Colin Cooper, President of the Communications Division of the Communications, Electrical and Plumbing Union, commented bitterly that Telstra needed more staff, not fewer, to meet the demands for its services. However, even though the public is still the biggest stakeholder in the organisation, Telstra’s managers are now absolutely intent on maximising profits, not on providing any service to the public unless it brings in big bucks. And the government, the majority shareholder, has no intention of stopping them.

Trujillo and his predominantly US executives want to maximise Telstra’s profitability by the end of 2006, the anticipated target date for full privatisation of the organisation.

To achieve this they’d like to move out of areas of declining profits, such as fixed telephone services (the copper cable "local loop") into areas of greatest anticipated profit (including the 3G and "fibre to the node" networks).

They are not interested in providing services at current rates to rural Australia, which were achieved by cross-subsidisation with surpluses from other services and long-term taxpayer investment for the benefit of the nation, not corporations.

In order to maximise assets prior to full privatisation, Telstra’s bosses have cut investor dividends in the short term, intending to plough back any capital into areas of maximum profit potential. To the rage of Telstra’s competitors (who are demanding access to the Telstra "loop") the government has also ploughed in huge funds for investment in these areas.

This is excellent news for would-be corporate purchasers of Telstra’s last publicly-owned component. Last week, failure to receive dividends prompted many Telstra shareholders (particularly "Mum and Dad" investors) to sell their holdings, driving down the share price.

If this trend persists, corporate investors could purchase much of the rest of Telstra at a bargain basement price, with the potential for rapid and huge profits in areas of new technology.

Ironically, however, the actions of Telstra’s management team are in some respects at odds with government policy. In order to gain public acceptance for the Telstra sell-off, the government wants both rural and city communities to feel that their telecommunications service is entirely adequate for their needs, and that after privatisation the government would force communications firms to maintain a similar standard of service. (The government has never explained how they would enforce this policy, which would in any case be dropped as soon as possible after privatisation.)

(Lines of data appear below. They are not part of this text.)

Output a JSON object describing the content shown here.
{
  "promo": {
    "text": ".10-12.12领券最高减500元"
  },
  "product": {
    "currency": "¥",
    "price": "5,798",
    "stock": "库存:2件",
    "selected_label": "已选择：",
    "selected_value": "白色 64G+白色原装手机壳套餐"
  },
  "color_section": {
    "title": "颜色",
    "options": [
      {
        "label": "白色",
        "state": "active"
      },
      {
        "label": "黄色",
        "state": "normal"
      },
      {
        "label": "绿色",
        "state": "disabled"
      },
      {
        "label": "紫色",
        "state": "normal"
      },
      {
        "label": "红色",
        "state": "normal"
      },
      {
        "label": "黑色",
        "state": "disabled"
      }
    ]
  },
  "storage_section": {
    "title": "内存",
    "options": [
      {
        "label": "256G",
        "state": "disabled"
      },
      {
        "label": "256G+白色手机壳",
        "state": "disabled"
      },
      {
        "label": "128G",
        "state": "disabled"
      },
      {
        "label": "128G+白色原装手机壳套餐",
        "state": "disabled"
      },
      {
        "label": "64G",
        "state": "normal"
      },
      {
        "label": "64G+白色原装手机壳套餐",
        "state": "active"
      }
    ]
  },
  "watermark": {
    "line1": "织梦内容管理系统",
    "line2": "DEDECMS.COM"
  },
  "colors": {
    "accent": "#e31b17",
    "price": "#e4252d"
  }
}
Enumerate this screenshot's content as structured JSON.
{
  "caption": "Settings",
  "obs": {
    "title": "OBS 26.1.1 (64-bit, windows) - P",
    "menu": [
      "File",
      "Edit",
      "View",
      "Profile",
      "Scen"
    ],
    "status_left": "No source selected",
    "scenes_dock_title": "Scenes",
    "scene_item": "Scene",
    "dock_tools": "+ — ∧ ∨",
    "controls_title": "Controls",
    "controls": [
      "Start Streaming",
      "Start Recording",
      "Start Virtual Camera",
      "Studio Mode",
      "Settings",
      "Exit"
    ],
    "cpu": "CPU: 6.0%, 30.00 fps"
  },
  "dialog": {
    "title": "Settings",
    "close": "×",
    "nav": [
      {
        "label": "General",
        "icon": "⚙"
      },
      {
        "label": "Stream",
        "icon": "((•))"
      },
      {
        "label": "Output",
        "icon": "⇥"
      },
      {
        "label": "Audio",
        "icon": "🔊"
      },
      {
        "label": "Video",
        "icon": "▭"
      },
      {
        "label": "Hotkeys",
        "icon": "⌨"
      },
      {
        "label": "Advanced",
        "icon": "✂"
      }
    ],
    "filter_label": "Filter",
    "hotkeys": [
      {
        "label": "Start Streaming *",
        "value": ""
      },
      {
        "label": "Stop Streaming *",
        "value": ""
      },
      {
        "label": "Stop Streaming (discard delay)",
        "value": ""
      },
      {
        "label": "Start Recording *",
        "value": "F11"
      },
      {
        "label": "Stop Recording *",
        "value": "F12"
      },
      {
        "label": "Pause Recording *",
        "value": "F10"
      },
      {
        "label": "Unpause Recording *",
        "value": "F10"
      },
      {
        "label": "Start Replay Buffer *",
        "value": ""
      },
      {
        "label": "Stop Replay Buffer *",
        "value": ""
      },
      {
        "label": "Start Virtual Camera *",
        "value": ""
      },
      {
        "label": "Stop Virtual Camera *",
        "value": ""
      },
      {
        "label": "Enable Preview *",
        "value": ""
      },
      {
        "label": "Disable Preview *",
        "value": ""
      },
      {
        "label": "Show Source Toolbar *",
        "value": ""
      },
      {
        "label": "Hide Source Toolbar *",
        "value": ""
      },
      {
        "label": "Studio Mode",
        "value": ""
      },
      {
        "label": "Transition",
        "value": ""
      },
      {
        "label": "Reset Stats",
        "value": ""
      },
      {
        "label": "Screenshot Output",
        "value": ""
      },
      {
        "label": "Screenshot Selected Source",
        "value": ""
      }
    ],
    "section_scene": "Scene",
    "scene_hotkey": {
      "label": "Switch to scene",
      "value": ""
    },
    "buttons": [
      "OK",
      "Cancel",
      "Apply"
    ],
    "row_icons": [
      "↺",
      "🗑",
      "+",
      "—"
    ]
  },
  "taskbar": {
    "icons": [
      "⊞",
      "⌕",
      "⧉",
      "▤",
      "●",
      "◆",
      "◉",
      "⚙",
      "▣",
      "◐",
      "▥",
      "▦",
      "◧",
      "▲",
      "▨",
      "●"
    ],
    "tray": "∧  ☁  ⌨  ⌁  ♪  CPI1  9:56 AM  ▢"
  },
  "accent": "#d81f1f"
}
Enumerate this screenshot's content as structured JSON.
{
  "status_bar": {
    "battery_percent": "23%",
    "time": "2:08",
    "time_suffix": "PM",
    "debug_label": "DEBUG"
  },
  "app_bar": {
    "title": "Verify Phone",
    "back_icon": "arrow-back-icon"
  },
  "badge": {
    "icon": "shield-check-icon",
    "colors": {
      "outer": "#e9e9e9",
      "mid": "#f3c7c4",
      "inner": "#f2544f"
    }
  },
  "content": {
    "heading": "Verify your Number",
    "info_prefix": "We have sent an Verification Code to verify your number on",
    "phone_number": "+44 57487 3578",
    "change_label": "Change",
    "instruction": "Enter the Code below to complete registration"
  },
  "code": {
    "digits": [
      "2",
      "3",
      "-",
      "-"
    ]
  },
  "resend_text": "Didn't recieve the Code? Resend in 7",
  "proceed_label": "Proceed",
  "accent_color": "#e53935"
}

Moreover, in recent years the government has clearly failed to maintain an adequate service to many rural areas. CDMA, the dedicated rural mobile network, has severe limitations in coverage.

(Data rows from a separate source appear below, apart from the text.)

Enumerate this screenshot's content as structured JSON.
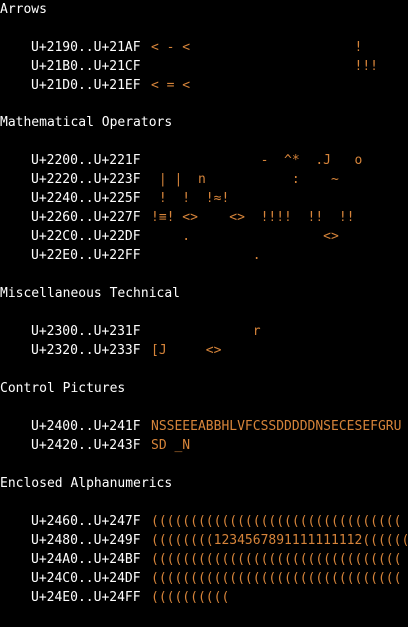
{
  "accent_color": "#d6843a",
  "text_color": "#ffffff",
  "background_color": "#000000",
  "sections": [
    {
      "title": "Arrows",
      "rows": [
        {
          "range": "U+2190..U+21AF",
          "glyphs": "< - <                     !"
        },
        {
          "range": "U+21B0..U+21CF",
          "glyphs": "                          !!!"
        },
        {
          "range": "U+21D0..U+21EF",
          "glyphs": "< = <"
        }
      ]
    },
    {
      "title": "Mathematical Operators",
      "rows": [
        {
          "range": "U+2200..U+221F",
          "glyphs": "              -  ^*  .J   o"
        },
        {
          "range": "U+2220..U+223F",
          "glyphs": " | |  n           :    ~"
        },
        {
          "range": "U+2240..U+225F",
          "glyphs": " !  !  !≈!"
        },
        {
          "range": "U+2260..U+227F",
          "glyphs": "!≡! <>    <>  !!!!  !!  !!"
        },
        {
          "range": "U+22C0..U+22DF",
          "glyphs": "    .                 <>"
        },
        {
          "range": "U+22E0..U+22FF",
          "glyphs": "             ."
        }
      ]
    },
    {
      "title": "Miscellaneous Technical",
      "rows": [
        {
          "range": "U+2300..U+231F",
          "glyphs": "             r"
        },
        {
          "range": "U+2320..U+233F",
          "glyphs": "[J     <>"
        }
      ]
    },
    {
      "title": "Control Pictures",
      "rows": [
        {
          "range": "U+2400..U+241F",
          "glyphs": "NSSEEEABBHLVFCSSDDDDDNSECESEFGRU"
        },
        {
          "range": "U+2420..U+243F",
          "glyphs": "SD _N"
        }
      ]
    },
    {
      "title": "Enclosed Alphanumerics",
      "rows": [
        {
          "range": "U+2460..U+247F",
          "glyphs": "(((((((((((((((((((((((((((((((("
        },
        {
          "range": "U+2480..U+249F",
          "glyphs": "((((((((1234567891111111112(((((("
        },
        {
          "range": "U+24A0..U+24BF",
          "glyphs": "(((((((((((((((((((((((((((((((("
        },
        {
          "range": "U+24C0..U+24DF",
          "glyphs": "(((((((((((((((((((((((((((((((("
        },
        {
          "range": "U+24E0..U+24FF",
          "glyphs": "(((((((((("
        }
      ]
    }
  ]
}
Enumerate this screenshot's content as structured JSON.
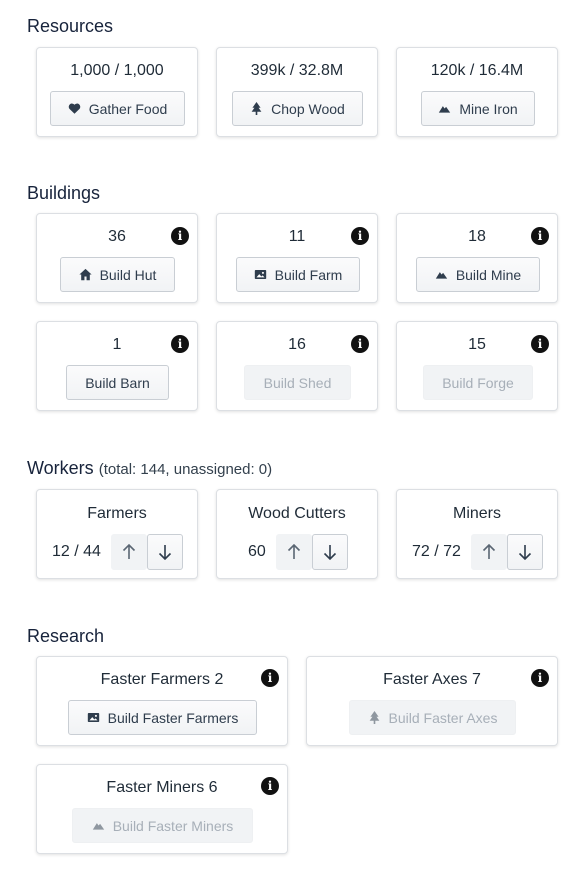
{
  "resources": {
    "title": "Resources",
    "cards": [
      {
        "count": "1,000 / 1,000",
        "button": "Gather Food",
        "icon": "heart-icon"
      },
      {
        "count": "399k / 32.8M",
        "button": "Chop Wood",
        "icon": "tree-icon"
      },
      {
        "count": "120k / 16.4M",
        "button": "Mine Iron",
        "icon": "mountain-icon"
      }
    ]
  },
  "buildings": {
    "title": "Buildings",
    "cards": [
      {
        "count": "36",
        "button": "Build Hut",
        "icon": "home-icon",
        "enabled": true
      },
      {
        "count": "11",
        "button": "Build Farm",
        "icon": "image-icon",
        "enabled": true
      },
      {
        "count": "18",
        "button": "Build Mine",
        "icon": "mountain-icon",
        "enabled": true
      },
      {
        "count": "1",
        "button": "Build Barn",
        "icon": "",
        "enabled": true
      },
      {
        "count": "16",
        "button": "Build Shed",
        "icon": "",
        "enabled": false
      },
      {
        "count": "15",
        "button": "Build Forge",
        "icon": "",
        "enabled": false
      }
    ]
  },
  "workers": {
    "title": "Workers",
    "summary": "(total: 144, unassigned: 0)",
    "cards": [
      {
        "label": "Farmers",
        "value": "12 / 44"
      },
      {
        "label": "Wood Cutters",
        "value": "60"
      },
      {
        "label": "Miners",
        "value": "72 / 72"
      }
    ]
  },
  "research": {
    "title": "Research",
    "cards": [
      {
        "title": "Faster Farmers 2",
        "button": "Build Faster Farmers",
        "icon": "image-icon",
        "enabled": true
      },
      {
        "title": "Faster Axes 7",
        "button": "Build Faster Axes",
        "icon": "tree-icon",
        "enabled": false
      },
      {
        "title": "Faster Miners 6",
        "button": "Build Faster Miners",
        "icon": "mountain-icon",
        "enabled": false
      }
    ]
  },
  "info_glyph": "i"
}
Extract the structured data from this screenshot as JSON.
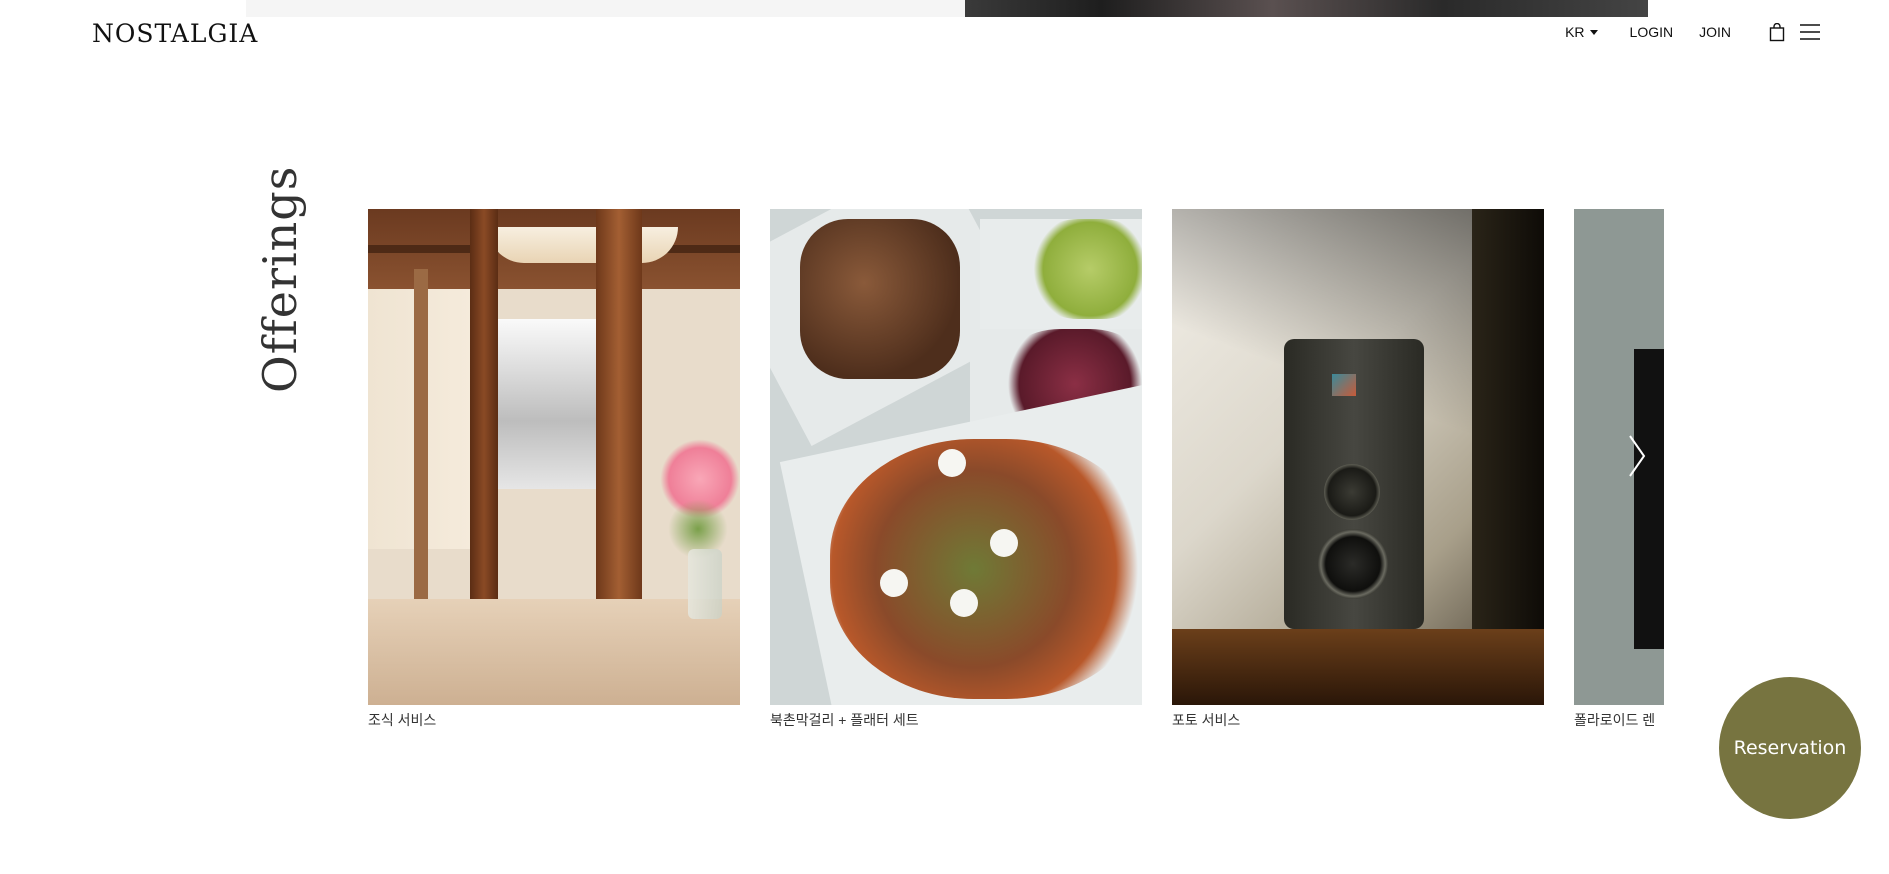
{
  "header": {
    "logo": "NOSTALGIA",
    "language": "KR",
    "login": "LOGIN",
    "join": "JOIN",
    "icons": [
      "shopping-bag-icon",
      "hamburger-menu-icon",
      "caret-down-icon"
    ]
  },
  "section": {
    "title": "Offerings"
  },
  "offerings": [
    {
      "caption": "조식 서비스"
    },
    {
      "caption": "북촌막걸리 + 플래터 세트"
    },
    {
      "caption": "포토 서비스"
    },
    {
      "caption": "폴라로이드 렌"
    }
  ],
  "carousel": {
    "next_icon": "chevron-right-icon"
  },
  "reservation": {
    "label": "Reservation",
    "color": "#777440"
  }
}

However, rather than extend the service, Telstra has now indicated that they’ll replace it with a new national 3G system. National Party MPs have angrily criticised the shockingly wasteful move, which would allow Telstra to focus on profitable city-based services, leaving rural subscribers out in the cold.

Telstra management has openly condemned "government regulation", i.e. community obligations such as requirements to provide a universally accessible service to the public. They have particularly indicated that they do not see traditional fixed phones as an area of future growth for them, compared to the new 3G mobile service. Carried to its logical conclusion, this could see Telstra abandoning fixed phone services or at least minimising their involvement, leaving city subscribers with gaping holes in their phone service, just like their country cousins.

If the government were sincere about its commitment to have services to all Australians maintained, the irrepressible greed of the Telstra moguls would be endangering its plans to fully privatise the organisation. The Telstra sackings are evidence of the real motivation of Telstra’s bosses. They also demonstrate the absolute corporate cynicism dominating both Telstra and the Howard Government.